13. In accordance with the provisions of GDPR, any person whose personal data we process as a Data Controller has the right to:
    1. Access their personal data as referred to in Article 15 GDPR,
    2. Be informed of the processing of personal data, as referred to in Article 12 GDPR,
    3. Correct, complete, update, rectify personal data as referred to in Article 16 GDPR,
    4. Withdraw consent at any time, as referred to in Article 7(3) GDPR,
    5. Erasure (right to be forgotten) as referred to in Article 17 GDPR,
    6. Restrict processing referred to in Article 18 GDPR,
    7. Data portability as referred to in Article 20 GDPR,
    8. Object to the processing of personal data, as referred to in Article 21 GDPR,
    9. In the case of a legal basis, in the form of consent, the right to withdraw consent at any time without affecting the lawfulness of the processing carried out on the basis of consent before its withdrawal,
    10. Not being subject to the profiling referred to in Article 22 read with Article 4(4) GDPR,
    11. Lodge a complaint with the supervisory authority (i.e. the President of the Office for the Protection of Personal Data) referred to in Article 77 GDPR.
14. If you wish to exercise your rights referred to in the preceding point, send a message by email to the email address or in writing to the postal address referred to in point 2 above.
15. Each identified security breach shall be documented and, in the event of one of the situations set out in the provisions GDPR or the Act, the data subjects and, if applicable, the PUODO shall be informed of such security breach.

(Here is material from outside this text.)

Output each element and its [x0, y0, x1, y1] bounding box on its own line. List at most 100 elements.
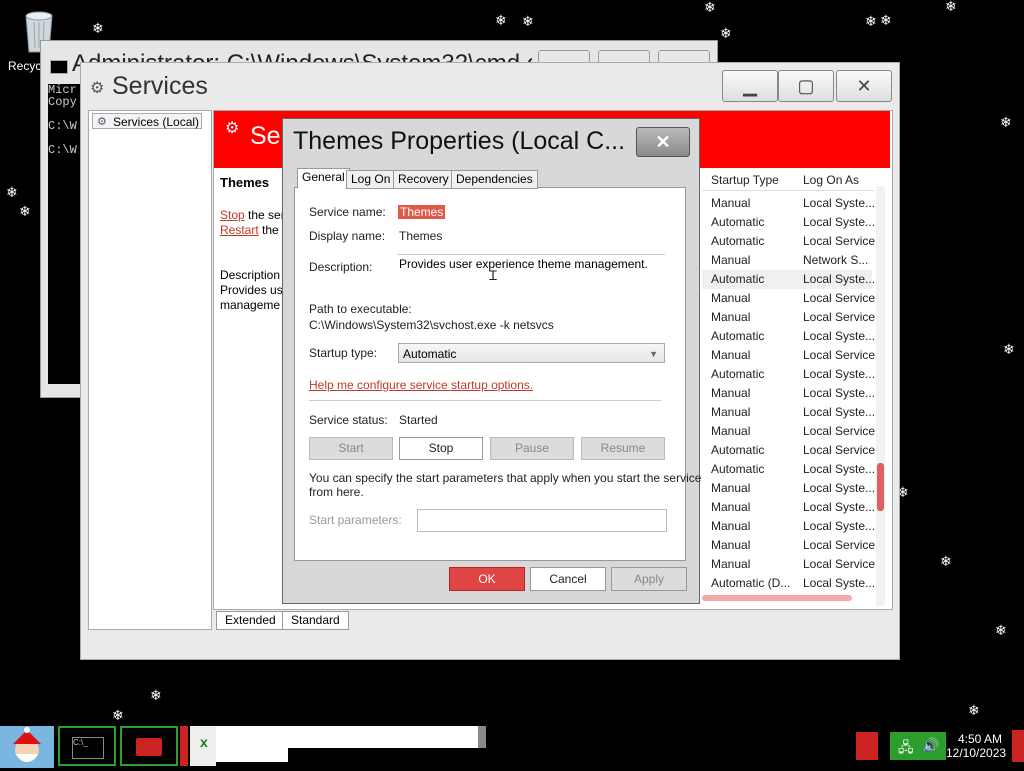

16. The Cookies Policy is a separate document at: here
17. Fitatu sp. z o.o. respects the rights of its users and respects the legislation on the protection of personal data, and has therefore implemented appropriate safeguards and technical and organisational measures to ensure the highest level of protection. Fitatu is committed to maintaining data security and confidentiality. All our employees have been properly trained in the processing of personal data. We have data protection procedures and policies in place in accordance with the GDPR to ensure the lawfulness and fairness of our data processing processes, as well as the enforceability of any rights you may have. Additionally, if necessary, we cooperate with the supervisory authority in the Republic of Poland, i.e. the President of the Office for Personal Data Protection.
18. In matters not governed by this Privacy Policy, the relevant provisions of generally applicable law shall apply accordingly. In the event of any inconsistency between the provisions of this Privacy Policy and the said regulations, these regulations shall prevail.

Google Fit

1. Fitatu uses the Google Fit service to offer additional information and features. The use of the Google Fit service will only take place if you have consented to the synchronisation of your data with the Google Fit service. Without your consent, no data will be downloaded from Google Fit.
2. If you agree to synchronise your data, you will share information with us about your
   1. Location (we use location to calculate steps taken, distance, duration of activity and calories burned),
   2. Physical activity:
      • Steps taken,
      • Calories burned,
      • Type of activity (e.g. running, cycling),
      • Activity distance,
      • Its duration.
3. We take this data in order to calculate your daily calorie requirements (it will adjust depending on how active you were that day) and to display information in Fitatu about your completed activities (history with the number of calories burned).
4. We will not use this data for marketing and advertising activities or share it with other parties.
5. You will be able to disconnect data downloads from Google Fit at any time. All you have to do is go to “Settings" - “Related apps" - “Google Fit" and uncheck the permission to download data.